This ion source as per first variant for mass spectrometer works as follows (by the example of the apparatus shown at Fig. 1-Fig. 2). Supplied to the electrospray unit 4 liquid sample is dispersed and in form of charged droplets 8 comes into the chamber 1. Hot gas comes into the chamber 1 through pipes 7 in orifices 6 tangentially to the wall 5 and makes a vortex filling entire internal space of the chamber 1 or, at least, central area of the chamber. Charged droplets 8 captured by gas streamlines move with them. At that droplets evaporate and reduce their size, ions come out and desolvate. When coming to the second end 17 the gas includes mix of different charged particles: non-evaporated charged droplets 8, micro- and nanodroplets produced from initial droplets 8 as the result of sequential evaporation and decomposition, free ions. On approaching the second end 9 of the chamber 1, i.e. to the line of orifices 17, by distance about d, the charged particles become affected by the electric field created by an electrostatic lens consisting of the first 11 and second 13 electrodes, placed in the end of the chamber 1.

Under this field charged particles obtain velocity component directed to the central orifice 12 intended for ion output. Ions 16 with relatively high mobility will be effectively extracted by the field from gas stream and will come to the area between orifices 17 and electrodes 11 and 13 where, from gas dynamic position, "submerge mode" is implemented and fast gas streams are absent, because at d>0.1D penetration of these streams into the region near chamber end is low. At the same time droplets 8 as well as micro- and nanodroplets with relatively low mobility will mostly move along gas streamlines will minimally come into the area between orifices 17 and electrodes 11 and 13 and will be exhausted out of the chamber 1 through the orifices 17. As the result, the spatial charge in the area between orifices 17 and electrodes will be significantly below the charge in that part of the chamber 1 where vortex gas motion is present, because slowly moving droplets carrying significant charge practically do not come into that area. This will allow electrostatic lens formed by electrodes 11 and 13 effectively focus ions and direct them to the area immediately adjacent to the orifice 12 for ion output. Hot or cold gas can be supplied also from the second end 9 towards droplets 8 (this gas entry is not shown at the drawing). This gas can be supplied both as direct stream and as vortex or helix or helices. Such gas supply can improve droplet desolvation and prevent mass spectrometer from droplet ingress.

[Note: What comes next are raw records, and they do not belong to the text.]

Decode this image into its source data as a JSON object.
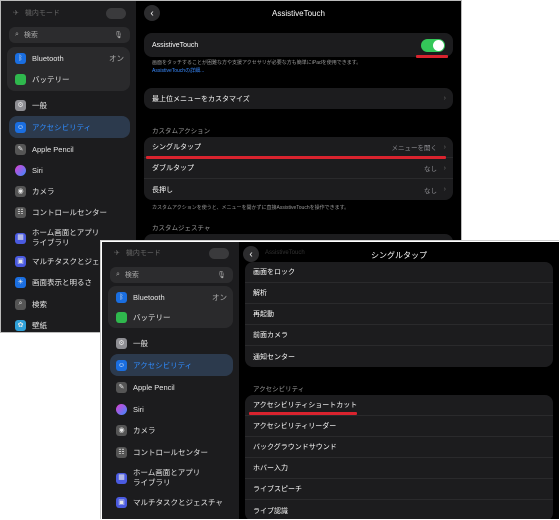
{
  "shot1": {
    "sidebar": {
      "airplane_label": "機内モード",
      "search_placeholder": "検索",
      "items": [
        {
          "label": "Bluetooth",
          "value": "オン"
        },
        {
          "label": "バッテリー"
        },
        {
          "label": "一般"
        },
        {
          "label": "アクセシビリティ"
        },
        {
          "label": "Apple Pencil"
        },
        {
          "label": "Siri"
        },
        {
          "label": "カメラ"
        },
        {
          "label": "コントロールセンター"
        },
        {
          "label": "ホーム画面とアプリライブラリ",
          "line1": "ホーム画面とアプリ",
          "line2": "ライブラリ"
        },
        {
          "label": "マルチタスクとジェスチャ"
        },
        {
          "label": "画面表示と明るさ"
        },
        {
          "label": "検索"
        },
        {
          "label": "壁紙"
        }
      ]
    },
    "main": {
      "title": "AssistiveTouch",
      "toggle_label": "AssistiveTouch",
      "toggle_note": "画面をタッチすることが困難な方や支援アクセサリが必要な方も簡単にiPadを使用できます。",
      "toggle_link": "AssistiveTouchの詳細...",
      "customize_label": "最上位メニューをカスタマイズ",
      "custom_actions_header": "カスタムアクション",
      "actions": [
        {
          "label": "シングルタップ",
          "value": "メニューを開く"
        },
        {
          "label": "ダブルタップ",
          "value": "なし"
        },
        {
          "label": "長押し",
          "value": "なし"
        }
      ],
      "actions_note": "カスタムアクションを使うと、メニューを開かずに直接AssistiveTouchを操作できます。",
      "gestures_header": "カスタムジェスチャ"
    }
  },
  "shot2": {
    "sidebar": {
      "airplane_label": "機内モード",
      "search_placeholder": "検索",
      "items": [
        {
          "label": "Bluetooth",
          "value": "オン"
        },
        {
          "label": "バッテリー"
        },
        {
          "label": "一般"
        },
        {
          "label": "アクセシビリティ"
        },
        {
          "label": "Apple Pencil"
        },
        {
          "label": "Siri"
        },
        {
          "label": "カメラ"
        },
        {
          "label": "コントロールセンター"
        },
        {
          "label": "ホーム画面とアプリライブラリ",
          "line1": "ホーム画面とアプリ",
          "line2": "ライブラリ"
        },
        {
          "label": "マルチタスクとジェスチャ"
        }
      ]
    },
    "main": {
      "title": "シングルタップ",
      "back_hint": "AssistiveTouch",
      "system_items": [
        "画面をロック",
        "解析",
        "再起動",
        "前面カメラ",
        "通知センター"
      ],
      "accessibility_header": "アクセシビリティ",
      "accessibility_items": [
        "アクセシビリティショートカット",
        "アクセシビリティリーダー",
        "バックグラウンドサウンド",
        "ホバー入力",
        "ライブスピーチ",
        "ライブ認識"
      ]
    }
  },
  "colors": {
    "accent": "#2f8cff",
    "toggle_on": "#34c759",
    "highlight": "#d9232e"
  }
}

This ion source as per first variant for mass spectrometer works as follows (by the example of the apparatus shown in Fig. 9— Fig. 10). Supplied to the electrospray unit 4 liquid sample is dispersed and in form of charged droplets 8 comes into the chamber 50. Hot gas comes into the chamber 50 through pipes 7 in orifices 6 tangentially to the wall 54 and makes a vortex filling entire internal space of the chamber 50 or, at least, central area of the chamber. Charged droplets 8 are captured by gas streamlines, move with them, are evaporated gradually, and decrease in size, ions to release and be desolvated. When coming to the second end 51 the gas includes mix of different charged particles: non-evaporated charged droplets 8, micro- and nanodroplets produced from initial droplets 8 as the result of sequential evaporation and decomposition, free ions. When gas and charged particles that it carries come to the second end 51 so-called "submerged area" weakly permeated by gas flows is created in immediate proximity to the end. At this the gas starts to move backward collecting near the central area of the chamber 50 and goes away through the orifice 53 in the first end 52 taking away most of non-evaporated droplets spatial charge. By this moment, when gas vortex move slows when coming to the "submerged area" sample ions 16 has come into significant electric field created by first end second annular electrodes 11, 56, and then are focused and directed by electric field lines to the central orifice 12 intended for ion output. At the same time droplets 8 as well as micro- and nanodroplets with relatively low mobility will mostly move along gas streamlines and will be exhausted out of the chamber50 through the orifice 53. This will allow electrostatic lens formed by electrodes 11 and 56 effectively focus ions and direct them to the area immediately adjacent to the orifice 12 for ion output. Hot or cold gas can be supplied also from the second end 51 towards droplets 8 (this gas entry is not shown at the drawing). Such gas supply can improve droplet desolvation and prevent mass spectrometer from droplet ingress. As per this invention the chamber can be axisymmetric or non-axisymmetric. Chamber ends can be in form of any convex figure (circle, ellipse, triangle, complex figure). Ends can be different in shape and size.

Additional chemicals can be supplied into the chamber through the pipes to ensure recharge and/or chemical ionization modes. This allows obtaining ions of analyt (or analylts) not included in sprayed initial sample substance.

Additional ionization sources, e.g. needles for corona charge, capillaries for additional electrospray, flame sources etc, and be installed in the chamber.

Radiofrequency focusing system in form of a system of flat, concentric, rod or other form electrodes making radiofrequency multipole (tripole, quadrupole, ...) or other known system for radiofrequency focusing of charged particles can be installed at the wall of the chamber or outside of the chamber (in this case the chamber is to be made of dielectric or low conductive material). This system improves ion transport to the entry area of mass spectrometer and reduce ion loss probability at chamber walls ensuring ion repulsion due to pseudopotential effect.

It is possible to use constant, slowly varying or modulated magnetic field directed to the detector of the mass spectrometer. Magnetic field, in particular, can be configured with force lines divergent in area of sonic and supersonic gas motion where their impact to ion is minimal. This will allow to separate ions and droplets due to ion capture by magnetic lines and providing parallel ion motion while droplets are vortexed with gas.

Additional measures can be taken for heating and desolvation of droplets moving to the entry of the mass spectrometer by, e.g. additional chemicals supply, ultraviolet, visible, infrared, microwave or radiofrequency irradiation, ultrasonic acoustic waves exposure or by using any combination of desolvation agents mentioned above.

In addition to mentioned first and second electrodes additional electrodes for better ion focusing and directing to ion output can be installed inside the chamber or near its second end. These electrodes can be installed using insulating inserts, at insulating chamber walls or fixed as electrode assembly. This invention ensures spatial separation of ions and charged droplets, which gradually evaporation lets ions to come out. This separation reduces spatial charge and, therefore, increases droplets confinement time preventing droplets from spatial scattering due to repulsion. In our case this problem is solved by combination of high efficient vortex ion desolvation system and electrostatic lens which extracts significantly more mobile ions and directs them to mass spectrometer entry.